Located a half hour drive north of downtown San Diego, the Del Mar Fairgrounds – a horse racing track and attendant environs – are given over every June to the San Diego County Fair. A cross between Glastonbury and the Royal Agricultural Show, the Fair's marquees house prize cattle and a petting zoo while a funfair sits at one end of the site, and a bewildering array of calorifically terrifying edibles are on sale at all points in between.
Musicians have a peripheral role. Small stages are scattered between the halls, marquees and booths, and some acts manage a decent audience of the foot-weary and the otherwise not entirely enthusiastic, encouraged to wile a while in front of them by the plentiful seating. The only stage of any size is located opposite the race course grand stand, and it's here that the Fair's bigger names play, one per day.

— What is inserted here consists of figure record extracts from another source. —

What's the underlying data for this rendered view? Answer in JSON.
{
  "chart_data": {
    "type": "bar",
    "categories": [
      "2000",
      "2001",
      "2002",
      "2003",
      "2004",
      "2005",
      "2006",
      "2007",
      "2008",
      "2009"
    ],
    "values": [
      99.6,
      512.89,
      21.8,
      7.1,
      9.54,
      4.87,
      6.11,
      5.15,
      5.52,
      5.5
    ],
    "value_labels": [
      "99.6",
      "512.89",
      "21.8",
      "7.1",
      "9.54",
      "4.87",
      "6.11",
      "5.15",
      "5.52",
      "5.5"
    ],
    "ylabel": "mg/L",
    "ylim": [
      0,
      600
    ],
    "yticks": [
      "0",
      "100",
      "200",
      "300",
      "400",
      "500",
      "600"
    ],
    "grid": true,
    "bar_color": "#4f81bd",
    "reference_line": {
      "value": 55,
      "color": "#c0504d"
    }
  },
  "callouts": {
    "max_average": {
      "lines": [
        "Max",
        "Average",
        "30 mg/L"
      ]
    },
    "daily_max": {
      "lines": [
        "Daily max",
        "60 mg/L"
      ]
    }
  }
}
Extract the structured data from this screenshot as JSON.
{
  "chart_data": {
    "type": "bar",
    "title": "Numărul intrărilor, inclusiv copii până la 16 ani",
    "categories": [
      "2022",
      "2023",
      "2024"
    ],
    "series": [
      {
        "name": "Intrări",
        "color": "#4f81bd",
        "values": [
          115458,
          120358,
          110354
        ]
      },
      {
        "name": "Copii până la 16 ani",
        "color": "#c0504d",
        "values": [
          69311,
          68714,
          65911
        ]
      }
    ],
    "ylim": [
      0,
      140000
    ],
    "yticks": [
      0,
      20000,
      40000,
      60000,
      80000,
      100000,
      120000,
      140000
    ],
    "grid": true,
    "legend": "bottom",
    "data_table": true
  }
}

Last week, Neil Sedaka was here, and tomorrow it's the turn of Ozomatli, all freebie extras for anyone who's stumped up the twelve bucks required to get in to the grounds.
Clearly this is a show Maroon 5 must have booked some time ago. "Songs About Jane", their debut album, has famously sold over a million copies in the US and spent over a year in the album chart on the back of the band's never-ending gigging, so they could hardly cancel just because they're too big to be here. But too big they are: extra security have had to be drafted in, and a video screen relays the action on stage for
an entire adjacent grandstand's worth of punters who would otherwise be craning their necks for the merest glimpse of the band.
And it's easy to see why. Not only are the "Songs About Jane" tracks ones that come into their own live, Maroon 5 are a band who come across best in front of an audience. Adam Levine seems genuinely touched by the massed ranks of faces seated in the grandstand and standing on the racetrack apron in front of the stage.
The majority female crowd squeal with delight when he removes his white cardigan top, but when he sings the U2-styled, and U2-sized new single "She Will Be Loved", it's clear it's not just his male model looks and physique that count: it's as if he's singing this song of determined love for "the girl with the broken smile" to each and every one of them.